MCBP has been further improved through the use of a digital self-enrolment process. An eligible woman can now self-enrol on a rolling basis by going to her Union Data Centre (in rural areas) or her municipality office (in urban areas), and so no longer has to wait until each July. Once her data is put into the digital system, it is linked to the Government-to-Person (G2P) payment system, which enables payments to be made on a monthly basis to the individual’s account, effective immediately6. The mother can begin using the CT for nutritious diets immediately. Research indicates that, by receiving regular small monetary transfers, a household is more likely to invest in better diet, rather than in a large purchase of assets or investments, as is the case when a lump-sum payment is received5. The monthly transfer value is currently about USD 9 (800 BDT).

Challenges and lessons learned

While the new programme has addressed many shortcomings of its forerunners, some challenges persist in its early stages. The MCBP’s digital information system is not integrated with other digital systems, such as those run by the Ministry of Health, which collects children’s health information from birth onward. The Union Data Centres where women enrol are often located far from where the women live and lack reliable electricity and connectivity, necessary for enrolment. This can result in multiple trips to centres for the women, which can be costly as well as physically demanding. 

Moreover, the centres are currently independent operators and are not held accountable for the accuracy of their data inputs, often resulting in incorrect data entry. As a result, a high number of CTs have bounced back due to incorrect or mismatching information. While the first transfers functioned well, subsequent transfers faced operational challenges and were delayed. 

CTs are not always spent only on food, but also on health, education, farming and business investments, as well as debt repayment. The assumption that small and regular CTs will lead to better diets is challenged, given the low decision-making authority of women in Bangladesh. 

The next steps for the MCBP pilots include establishing a comprehensive M&E framework and a formal grievance mechanism, as per the recommendations of a review, before the programme is rolled out nationwide.


Footnotes

1Bangladesh Bureau of Statistics (BBS). 2019. Progotir Pathey, Bangladesh Multiple Indicator Cluster Survey 2019, Key Findings.

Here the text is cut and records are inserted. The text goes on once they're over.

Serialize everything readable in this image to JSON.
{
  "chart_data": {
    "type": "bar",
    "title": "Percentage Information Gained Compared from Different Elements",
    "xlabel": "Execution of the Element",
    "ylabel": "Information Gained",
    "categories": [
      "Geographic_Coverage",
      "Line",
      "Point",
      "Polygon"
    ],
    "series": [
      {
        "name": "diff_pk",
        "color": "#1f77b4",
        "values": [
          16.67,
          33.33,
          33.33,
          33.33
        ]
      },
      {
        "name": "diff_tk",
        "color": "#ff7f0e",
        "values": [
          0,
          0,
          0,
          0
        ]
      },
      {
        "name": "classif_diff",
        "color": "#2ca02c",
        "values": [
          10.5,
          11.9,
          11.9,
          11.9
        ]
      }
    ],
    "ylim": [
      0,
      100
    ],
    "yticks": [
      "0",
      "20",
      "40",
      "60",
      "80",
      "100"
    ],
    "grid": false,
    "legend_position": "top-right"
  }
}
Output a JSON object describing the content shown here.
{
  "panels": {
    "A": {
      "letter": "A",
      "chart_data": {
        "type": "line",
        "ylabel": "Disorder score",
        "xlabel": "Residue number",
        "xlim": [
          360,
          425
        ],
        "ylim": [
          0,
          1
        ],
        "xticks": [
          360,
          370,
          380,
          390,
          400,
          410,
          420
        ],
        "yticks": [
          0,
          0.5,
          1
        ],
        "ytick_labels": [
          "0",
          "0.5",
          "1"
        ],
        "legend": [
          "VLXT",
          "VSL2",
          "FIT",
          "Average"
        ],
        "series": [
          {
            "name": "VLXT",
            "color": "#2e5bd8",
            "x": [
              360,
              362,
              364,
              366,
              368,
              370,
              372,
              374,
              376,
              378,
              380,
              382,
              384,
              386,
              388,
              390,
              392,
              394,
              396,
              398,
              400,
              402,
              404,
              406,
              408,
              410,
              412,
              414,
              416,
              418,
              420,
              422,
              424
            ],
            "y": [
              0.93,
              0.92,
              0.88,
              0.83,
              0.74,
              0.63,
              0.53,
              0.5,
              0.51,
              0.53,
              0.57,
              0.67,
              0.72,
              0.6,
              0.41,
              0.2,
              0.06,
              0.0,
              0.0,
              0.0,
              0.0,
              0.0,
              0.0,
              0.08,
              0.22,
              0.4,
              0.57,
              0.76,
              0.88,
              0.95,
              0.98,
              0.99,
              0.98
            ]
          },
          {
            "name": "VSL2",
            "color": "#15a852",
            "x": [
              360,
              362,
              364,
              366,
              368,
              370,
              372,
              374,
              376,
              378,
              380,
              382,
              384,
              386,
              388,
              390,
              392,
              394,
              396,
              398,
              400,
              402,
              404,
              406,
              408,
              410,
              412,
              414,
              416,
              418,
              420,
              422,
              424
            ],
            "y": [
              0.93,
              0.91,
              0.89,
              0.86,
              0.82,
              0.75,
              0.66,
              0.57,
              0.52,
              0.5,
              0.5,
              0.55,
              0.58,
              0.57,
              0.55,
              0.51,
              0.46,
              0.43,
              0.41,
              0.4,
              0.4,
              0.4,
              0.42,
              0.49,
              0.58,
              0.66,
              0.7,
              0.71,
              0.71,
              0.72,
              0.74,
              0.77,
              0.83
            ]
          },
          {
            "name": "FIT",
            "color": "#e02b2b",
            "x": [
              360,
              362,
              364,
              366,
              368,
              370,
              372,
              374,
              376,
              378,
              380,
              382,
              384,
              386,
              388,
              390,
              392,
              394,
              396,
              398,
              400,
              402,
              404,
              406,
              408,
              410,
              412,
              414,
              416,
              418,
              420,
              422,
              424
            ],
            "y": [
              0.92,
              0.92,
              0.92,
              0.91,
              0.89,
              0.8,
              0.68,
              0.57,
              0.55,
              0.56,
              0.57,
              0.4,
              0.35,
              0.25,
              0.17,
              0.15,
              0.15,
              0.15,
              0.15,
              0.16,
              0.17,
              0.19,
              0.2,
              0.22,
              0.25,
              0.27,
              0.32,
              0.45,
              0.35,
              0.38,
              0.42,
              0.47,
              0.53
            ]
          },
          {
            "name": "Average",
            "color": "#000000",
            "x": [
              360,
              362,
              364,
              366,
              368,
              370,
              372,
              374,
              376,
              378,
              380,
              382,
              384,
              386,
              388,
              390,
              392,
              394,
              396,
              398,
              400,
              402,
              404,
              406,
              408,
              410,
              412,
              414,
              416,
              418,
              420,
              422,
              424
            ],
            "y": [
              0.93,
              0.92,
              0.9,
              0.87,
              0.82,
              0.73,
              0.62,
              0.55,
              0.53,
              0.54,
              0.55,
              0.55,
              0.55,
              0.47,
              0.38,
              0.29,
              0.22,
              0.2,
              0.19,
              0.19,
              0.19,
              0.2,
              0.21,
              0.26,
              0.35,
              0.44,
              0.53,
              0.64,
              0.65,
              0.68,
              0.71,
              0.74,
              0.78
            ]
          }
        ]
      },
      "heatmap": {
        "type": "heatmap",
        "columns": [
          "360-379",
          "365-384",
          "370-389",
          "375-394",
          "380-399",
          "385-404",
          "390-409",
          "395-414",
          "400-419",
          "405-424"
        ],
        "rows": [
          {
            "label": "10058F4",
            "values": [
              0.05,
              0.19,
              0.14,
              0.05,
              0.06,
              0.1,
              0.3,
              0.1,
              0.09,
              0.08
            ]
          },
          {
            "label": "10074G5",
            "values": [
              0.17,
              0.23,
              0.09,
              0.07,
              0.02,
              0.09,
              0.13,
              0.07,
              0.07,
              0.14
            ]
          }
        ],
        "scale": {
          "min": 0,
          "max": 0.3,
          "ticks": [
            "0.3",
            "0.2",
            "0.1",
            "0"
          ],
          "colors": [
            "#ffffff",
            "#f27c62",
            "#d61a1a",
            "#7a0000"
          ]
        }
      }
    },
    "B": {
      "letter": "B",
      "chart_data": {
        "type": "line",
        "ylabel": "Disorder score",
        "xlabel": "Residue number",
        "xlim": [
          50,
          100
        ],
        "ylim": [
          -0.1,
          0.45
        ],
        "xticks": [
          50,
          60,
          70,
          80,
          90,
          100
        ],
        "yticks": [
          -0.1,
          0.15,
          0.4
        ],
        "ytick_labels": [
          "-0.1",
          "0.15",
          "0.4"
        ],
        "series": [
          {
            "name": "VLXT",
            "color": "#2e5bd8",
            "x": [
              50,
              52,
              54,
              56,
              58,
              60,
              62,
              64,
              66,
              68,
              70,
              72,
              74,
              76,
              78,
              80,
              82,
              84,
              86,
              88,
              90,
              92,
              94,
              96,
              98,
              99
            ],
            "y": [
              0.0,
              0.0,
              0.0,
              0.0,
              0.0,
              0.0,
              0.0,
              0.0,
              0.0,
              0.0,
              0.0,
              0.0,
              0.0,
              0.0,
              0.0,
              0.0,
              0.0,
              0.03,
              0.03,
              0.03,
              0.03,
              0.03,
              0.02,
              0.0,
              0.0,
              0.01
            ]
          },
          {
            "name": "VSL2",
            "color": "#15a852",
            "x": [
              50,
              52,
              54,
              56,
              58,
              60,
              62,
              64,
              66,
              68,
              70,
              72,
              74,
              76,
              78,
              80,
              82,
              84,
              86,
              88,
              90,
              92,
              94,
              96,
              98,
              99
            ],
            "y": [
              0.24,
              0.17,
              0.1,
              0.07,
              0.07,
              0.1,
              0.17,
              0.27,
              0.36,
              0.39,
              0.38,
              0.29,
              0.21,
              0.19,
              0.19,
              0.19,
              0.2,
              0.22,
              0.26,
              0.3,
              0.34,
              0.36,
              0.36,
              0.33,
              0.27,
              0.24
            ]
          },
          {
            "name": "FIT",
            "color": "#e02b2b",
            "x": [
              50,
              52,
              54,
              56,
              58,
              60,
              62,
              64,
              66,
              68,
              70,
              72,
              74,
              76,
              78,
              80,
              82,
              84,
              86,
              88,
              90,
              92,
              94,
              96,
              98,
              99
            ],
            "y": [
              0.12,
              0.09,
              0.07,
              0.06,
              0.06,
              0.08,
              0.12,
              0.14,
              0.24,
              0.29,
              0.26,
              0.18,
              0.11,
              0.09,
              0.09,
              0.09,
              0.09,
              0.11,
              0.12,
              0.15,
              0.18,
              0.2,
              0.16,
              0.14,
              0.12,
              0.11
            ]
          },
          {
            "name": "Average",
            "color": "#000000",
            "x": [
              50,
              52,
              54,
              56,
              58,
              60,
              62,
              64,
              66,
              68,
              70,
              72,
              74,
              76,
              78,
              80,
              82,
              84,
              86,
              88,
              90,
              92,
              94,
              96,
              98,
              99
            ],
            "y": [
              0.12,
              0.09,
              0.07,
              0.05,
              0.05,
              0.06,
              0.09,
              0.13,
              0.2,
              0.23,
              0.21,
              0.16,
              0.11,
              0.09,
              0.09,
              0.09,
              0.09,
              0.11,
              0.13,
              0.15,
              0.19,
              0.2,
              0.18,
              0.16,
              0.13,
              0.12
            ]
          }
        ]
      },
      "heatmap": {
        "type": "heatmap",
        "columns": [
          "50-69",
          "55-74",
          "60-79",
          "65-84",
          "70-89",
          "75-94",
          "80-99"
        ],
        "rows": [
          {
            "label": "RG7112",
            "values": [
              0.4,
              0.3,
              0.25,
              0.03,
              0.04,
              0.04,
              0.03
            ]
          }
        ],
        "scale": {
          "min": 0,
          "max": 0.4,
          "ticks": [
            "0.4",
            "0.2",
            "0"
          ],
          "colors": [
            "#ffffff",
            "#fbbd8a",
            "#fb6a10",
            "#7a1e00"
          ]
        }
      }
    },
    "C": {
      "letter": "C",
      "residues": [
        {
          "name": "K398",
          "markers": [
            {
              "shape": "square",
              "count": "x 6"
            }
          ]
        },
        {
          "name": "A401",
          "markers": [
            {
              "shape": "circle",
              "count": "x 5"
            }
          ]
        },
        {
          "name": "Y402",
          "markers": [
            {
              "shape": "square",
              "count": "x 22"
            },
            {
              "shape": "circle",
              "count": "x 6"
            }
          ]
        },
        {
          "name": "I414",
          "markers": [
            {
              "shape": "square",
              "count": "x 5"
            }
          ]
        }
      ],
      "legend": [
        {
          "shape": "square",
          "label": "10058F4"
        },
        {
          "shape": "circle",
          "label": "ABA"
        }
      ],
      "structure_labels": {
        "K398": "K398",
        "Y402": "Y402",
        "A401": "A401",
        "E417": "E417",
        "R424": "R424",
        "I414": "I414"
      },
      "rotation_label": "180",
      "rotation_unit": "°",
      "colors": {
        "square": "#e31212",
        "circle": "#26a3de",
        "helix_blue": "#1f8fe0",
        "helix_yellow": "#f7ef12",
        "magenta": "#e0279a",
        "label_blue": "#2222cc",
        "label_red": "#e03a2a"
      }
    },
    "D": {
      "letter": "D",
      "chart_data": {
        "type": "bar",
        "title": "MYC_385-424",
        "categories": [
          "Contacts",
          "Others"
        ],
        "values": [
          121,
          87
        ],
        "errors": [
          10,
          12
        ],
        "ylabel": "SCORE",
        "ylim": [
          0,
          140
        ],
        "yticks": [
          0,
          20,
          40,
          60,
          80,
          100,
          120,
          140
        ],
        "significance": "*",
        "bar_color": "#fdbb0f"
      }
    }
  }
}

Dhaka, Bangladesh: Bangladesh Bureau of Statistics (BBS).

2Fill the Nutrient Gap Bangladesh – Concise Report (2019). Cabinet Division, Government of Bangladesh, in collaboration with WFP.

3James P Grant School of Public Health and National Nutrition Services. (2016). State of food security and nutrition in Bangladesh 2015. Dhaka, Bangladesh:  James P Grant School of Public Health and National Nutrition Services.

4National Institute of Population Research and Training (NIPORT), and ICF. 2019. Bangladesh Demographic and Health Survey 2017-18: Key Indicators. Dhaka, Bangladesh, and Rockville, Maryland, USA: NIPORT, and ICF.

5Akhter U. Ahmed et al (2016) in collaboration with data analysis and technical assistance International Food Policy Research Institute, WFP. Which kinds of social safety net transfers work best for the ultra poor in Bangladesh?: Operation and impacts of the transfer modality research initiative. Dhaka: International Food Policy Research Institute: World Food Programme, Bangladesh, 2016.

6Although the MA and LMA projects were designed to transfer the allowance monthly, in reality it was done quarterly and, in some cases, annually.